In the truck it would hold two stacks of reg systainers as one big unit. Less space taken and more secure than having a different brand big toolbox with your sys's. 

Plus whatever's in there is prob heavy so you may not want to carry more than one or one in each hand. 

I as well think if the dewalts are built well that they'd be great for bigger/longer tools for most of the same reasons as above.


----------



## duburban (Apr 10, 2008)

I just bought a dewalt mid size box for a co worker. Box is rugged and a little heavy but a good design for sure. He went right out and bought some more to standardize his boxes. They are tougher than systainers imho. I'd like to have some for myself too.

i find the lower price point easier to stomach too.


----------



## Northwood (Jan 6, 2010)

Any boxes that share the same footprint with different heights that can be stacked together will be a huge space and time saver in my experience. Being able to standardize your storage is also oddly stisfying and makes you more organized. 
The pros with festool are that the systainers are more than a money maker but a huge part of their systemized approach. They won't be dropping them anytime soon and more options and accessories are always coming out. 
The dewalts and Bosch lboxxs are new. It would be terribly frustrating to invest into one and have them change/abandon the whole thing...


----------



## WarnerConstInc. (Jan 30, 2008)

Lboxx is Tanos (systainer) biggest competitor in Europe.

I do not have a Maxi as I really don't have a need for one.


----------



## Northwood (Jan 6, 2010)

And for good reason as you know- Sortimo has been in business around the same amount of time as Tanos making tons of products incl some that Tanos could focus more on IMO : vehicle racking and integration. 

But the point was that the lboxx is available to north America as the Bosch lboxx and if they go back to crappy boxes people may have a hard time getting more product.


----------



## WarnerConstInc. (Jan 30, 2008)

Northwood said:


> And for good reason as you know- Sortimo has been in business around the same amount of time as Tanos making tons of products incl some that Tanos could focus more on IMO : vehicle racking and integration.
> 
> But the point was that the lboxx is available to north America as the Bosch lboxx and if they go back to crappy boxes people may have a hard time getting more product.


True that, but I thought I heard tale of a Lboxx retailer here in the states.

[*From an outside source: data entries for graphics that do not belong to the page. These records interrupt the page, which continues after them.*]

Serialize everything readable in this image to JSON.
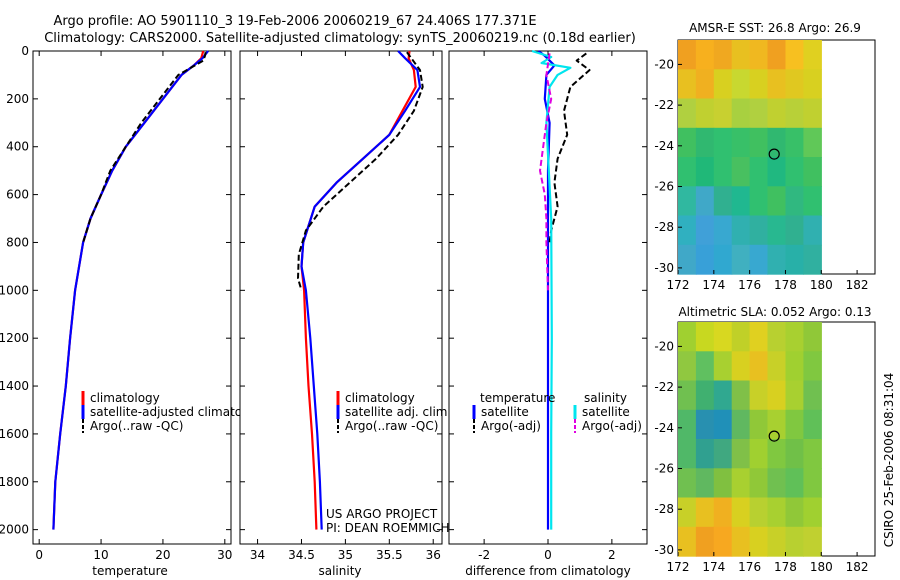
{
  "header": {
    "line1": "Argo profile: AO 5901110_3 19-Feb-2006 20060219_67 24.406S 177.371E",
    "line2": "Climatology: CARS2000. Satellite-adjusted climatology: synTS_20060219.nc (0.18d earlier)"
  },
  "side_label": "CSIRO 25-Feb-2006 08:31:04",
  "colors": {
    "red": "#ff0000",
    "blue": "#0000ff",
    "black": "#000000",
    "cyan": "#00e5ee",
    "magenta": "#e000e0"
  },
  "chart_data": [
    {
      "type": "line",
      "xlabel": "temperature",
      "xlim": [
        -1,
        31
      ],
      "ylim": [
        2060,
        0
      ],
      "xticks": [
        0,
        10,
        20,
        30
      ],
      "yticks": [
        0,
        200,
        400,
        600,
        800,
        1000,
        1200,
        1400,
        1600,
        1800,
        2000
      ],
      "legend": {
        "placement": "bottom-center",
        "entries": [
          "climatology",
          "satellite-adjusted climatology",
          "Argo(..raw -QC)"
        ]
      },
      "series": [
        {
          "name": "climatology",
          "color": "red",
          "dash": "solid",
          "x": [
            26.5,
            26.2,
            25,
            23,
            20,
            17,
            14,
            11.8,
            10,
            8.3,
            7.1,
            5.8,
            5,
            4.3,
            3.4,
            2.6,
            2.3
          ],
          "y": [
            0,
            30,
            60,
            100,
            200,
            300,
            400,
            500,
            600,
            700,
            800,
            1000,
            1200,
            1400,
            1600,
            1800,
            2000
          ]
        },
        {
          "name": "satellite-adjusted climatology",
          "color": "blue",
          "dash": "solid",
          "x": [
            27.3,
            26.4,
            25,
            23,
            20,
            17,
            14,
            11.8,
            10,
            8.3,
            7.1,
            5.8,
            5,
            4.3,
            3.4,
            2.6,
            2.3
          ],
          "y": [
            0,
            30,
            60,
            100,
            200,
            300,
            400,
            500,
            600,
            700,
            800,
            1000,
            1200,
            1400,
            1600,
            1800,
            2000
          ]
        },
        {
          "name": "Argo(..raw -QC)",
          "color": "black",
          "dash": "dashed",
          "x": [
            26.9,
            26.8,
            26.5,
            24.5,
            22.5,
            19.5,
            16.5,
            14,
            11.5,
            10,
            8.3,
            7.1
          ],
          "y": [
            5,
            20,
            40,
            70,
            100,
            200,
            300,
            400,
            500,
            600,
            700,
            800
          ]
        }
      ]
    },
    {
      "type": "line",
      "xlabel": "salinity",
      "xlim": [
        33.8,
        36.1
      ],
      "ylim": [
        2060,
        0
      ],
      "xticks": [
        34,
        34.5,
        35,
        35.5,
        36
      ],
      "legend": {
        "placement": "bottom-center",
        "entries": [
          "climatology",
          "satellite adj. clim.",
          "Argo(..raw -QC)"
        ]
      },
      "annotations": [
        "US ARGO PROJECT",
        "PI: DEAN ROEMMICH"
      ],
      "series": [
        {
          "name": "climatology",
          "color": "red",
          "dash": "solid",
          "x": [
            35.73,
            35.72,
            35.78,
            35.8,
            35.65,
            35.5,
            35.2,
            34.9,
            34.65,
            34.52,
            34.5,
            34.53,
            34.55,
            34.58,
            34.62,
            34.65,
            34.67
          ],
          "y": [
            0,
            30,
            80,
            150,
            250,
            350,
            450,
            550,
            650,
            800,
            900,
            1000,
            1200,
            1400,
            1600,
            1800,
            2000
          ]
        },
        {
          "name": "satellite adj. clim.",
          "color": "blue",
          "dash": "solid",
          "x": [
            35.6,
            35.68,
            35.82,
            35.85,
            35.68,
            35.5,
            35.2,
            34.9,
            34.65,
            34.52,
            34.5,
            34.55,
            34.6,
            34.64,
            34.68,
            34.71,
            34.73
          ],
          "y": [
            0,
            30,
            80,
            150,
            250,
            350,
            450,
            550,
            650,
            800,
            900,
            1000,
            1200,
            1400,
            1600,
            1800,
            2000
          ]
        },
        {
          "name": "Argo(..raw -QC)",
          "color": "black",
          "dash": "dashed",
          "x": [
            35.7,
            35.75,
            35.85,
            35.88,
            35.78,
            35.6,
            35.35,
            35.05,
            34.75,
            34.55,
            34.47,
            34.46,
            34.5
          ],
          "y": [
            5,
            30,
            80,
            150,
            250,
            350,
            450,
            550,
            650,
            750,
            850,
            950,
            1000
          ]
        }
      ]
    },
    {
      "type": "line",
      "xlabel": "difference from climatology",
      "xlim": [
        -3.1,
        3.1
      ],
      "ylim": [
        2060,
        0
      ],
      "xticks": [
        -2,
        0,
        2
      ],
      "legend": {
        "placement": "bottom",
        "groups": [
          "temperature",
          "salinity"
        ],
        "entries": [
          "satellite",
          "Argo(-adj)",
          "satellite",
          "Argo(-adj)"
        ]
      },
      "series": [
        {
          "name": "temperature satellite",
          "color": "blue",
          "dash": "solid",
          "x": [
            -0.3,
            -0.1,
            0.2,
            -0.05,
            -0.1,
            0.05,
            0,
            0,
            0,
            0,
            0
          ],
          "y": [
            0,
            20,
            60,
            100,
            200,
            300,
            500,
            800,
            1200,
            1600,
            2000
          ]
        },
        {
          "name": "temperature Argo(-adj)",
          "color": "black",
          "dash": "dashed",
          "x": [
            1.2,
            0.9,
            1.3,
            0.7,
            0.5,
            0.6,
            0.3,
            0.2,
            0.3,
            0.1,
            0.05
          ],
          "y": [
            10,
            40,
            80,
            150,
            250,
            350,
            450,
            550,
            650,
            750,
            800
          ]
        },
        {
          "name": "salinity satellite",
          "color": "cyan",
          "dash": "solid",
          "x": [
            -0.5,
            0.1,
            -0.2,
            0.7,
            0.3,
            0.05,
            -0.05,
            0.1,
            0.12,
            0.1,
            0.1
          ],
          "y": [
            0,
            25,
            50,
            70,
            100,
            150,
            300,
            700,
            1200,
            1600,
            2000
          ]
        },
        {
          "name": "salinity Argo(-adj)",
          "color": "magenta",
          "dash": "dashed",
          "x": [
            0.05,
            -0.05,
            0.1,
            -0.05,
            -0.15,
            -0.25,
            -0.1,
            -0.05,
            -0.05,
            0
          ],
          "y": [
            10,
            100,
            200,
            300,
            400,
            500,
            600,
            700,
            800,
            1000
          ]
        }
      ]
    },
    {
      "type": "heatmap",
      "title": "AMSR-E SST: 26.8 Argo: 26.9",
      "xlim": [
        172,
        183
      ],
      "ylim": [
        -30.3,
        -18.8
      ],
      "xticks": [
        172,
        174,
        176,
        178,
        180,
        182
      ],
      "yticks": [
        -20,
        -22,
        -24,
        -26,
        -28,
        -30
      ],
      "data_extent_x": [
        172,
        180
      ],
      "profile_marker": {
        "lon": 177.371,
        "lat": -24.406
      },
      "field": [
        [
          "#f0a020",
          "#f7b01e",
          "#f0a820",
          "#e8c020",
          "#f0b820",
          "#f0a020",
          "#f7c020",
          "#e0d020"
        ],
        [
          "#e8c020",
          "#f0b020",
          "#d8d020",
          "#c8d830",
          "#d8d020",
          "#e8c020",
          "#e0c820",
          "#d8d020"
        ],
        [
          "#b0d040",
          "#c0d030",
          "#c8d030",
          "#a8d040",
          "#b0d040",
          "#c0d030",
          "#b8d038",
          "#c0d030"
        ],
        [
          "#40c060",
          "#30b870",
          "#30c070",
          "#38c068",
          "#40c060",
          "#30b870",
          "#38c068",
          "#60c858"
        ],
        [
          "#30c070",
          "#20b878",
          "#30c070",
          "#48c060",
          "#30c070",
          "#20b880",
          "#30c070",
          "#40c060"
        ],
        [
          "#30b8a0",
          "#40a8c8",
          "#30b090",
          "#20b890",
          "#30c070",
          "#40c060",
          "#30b880",
          "#30c070"
        ],
        [
          "#30b0c0",
          "#40a0d8",
          "#38a8d0",
          "#30b0b0",
          "#30b0a0",
          "#28b890",
          "#30b090",
          "#30b0b0"
        ],
        [
          "#40a8c8",
          "#38a0d8",
          "#30a8d0",
          "#40b0c0",
          "#38a8d0",
          "#30b0b0",
          "#28b0a8",
          "#30b0a0"
        ]
      ]
    },
    {
      "type": "heatmap",
      "title": "Altimetric SLA: 0.052 Argo: 0.13",
      "xlim": [
        172,
        183
      ],
      "ylim": [
        -30.3,
        -18.8
      ],
      "xticks": [
        172,
        174,
        176,
        178,
        180,
        182
      ],
      "yticks": [
        -20,
        -22,
        -24,
        -26,
        -28,
        -30
      ],
      "data_extent_x": [
        172,
        180
      ],
      "profile_marker": {
        "lon": 177.371,
        "lat": -24.406
      },
      "field": [
        [
          "#a0d030",
          "#c8d820",
          "#d8d820",
          "#c0d028",
          "#e0d020",
          "#b8d030",
          "#a8d030",
          "#90c838"
        ],
        [
          "#90c840",
          "#60c060",
          "#a8d030",
          "#d8d020",
          "#e8c020",
          "#c8d028",
          "#a0d030",
          "#80c840"
        ],
        [
          "#70c050",
          "#40b070",
          "#30a890",
          "#80c048",
          "#c8d028",
          "#d8d020",
          "#a8d030",
          "#70c050"
        ],
        [
          "#50b868",
          "#2890b0",
          "#2090b8",
          "#60b860",
          "#90c838",
          "#a8d030",
          "#80c840",
          "#60c058"
        ],
        [
          "#50b868",
          "#30a090",
          "#40a880",
          "#80c048",
          "#a0d030",
          "#80c840",
          "#70c048",
          "#80c840"
        ],
        [
          "#70c050",
          "#60b860",
          "#80c040",
          "#a8d030",
          "#90c838",
          "#70c050",
          "#60c058",
          "#80c840"
        ],
        [
          "#c8d028",
          "#e8c020",
          "#f0b020",
          "#d8d020",
          "#b8d030",
          "#a8d030",
          "#90c838",
          "#a0d030"
        ],
        [
          "#e8c020",
          "#f0a020",
          "#f7a820",
          "#e8c020",
          "#d8d020",
          "#c8d028",
          "#b8d030",
          "#c0d030"
        ]
      ]
    }
  ]
}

There are full line Tanos dealers now.


----------



## Northwood (Jan 6, 2010)

I think it will catch on as people start to see how much they makes your day to day easier. 
Even if Bosch only sold their tools in lboxxes for the next year I would bet sortimo could get a huge foothold here...


----------



## duburban (Apr 10, 2008)

Thats what I find interesting about the way bosch is dragging their feet with the Lbox. They offer 2 maybe 3 tools with them in the states. If its not a system approach its just an expensive box. Whats the marketing tactic here bosch?


----------



## chewy (May 23, 2010)

duburban said:


> Thats what I find interesting about the way bosch is dragging their feet with the Lbox. They offer 2 maybe 3 tools with them in the states. If its not a system approach its just an expensive box. Whats the marketing tactic here bosch?


They might be rolling them out at a later date, we had them appear here at supply houses in just the boxes then about 6 months later they appeared as stand alone items with the trolley at our big box stores.


----------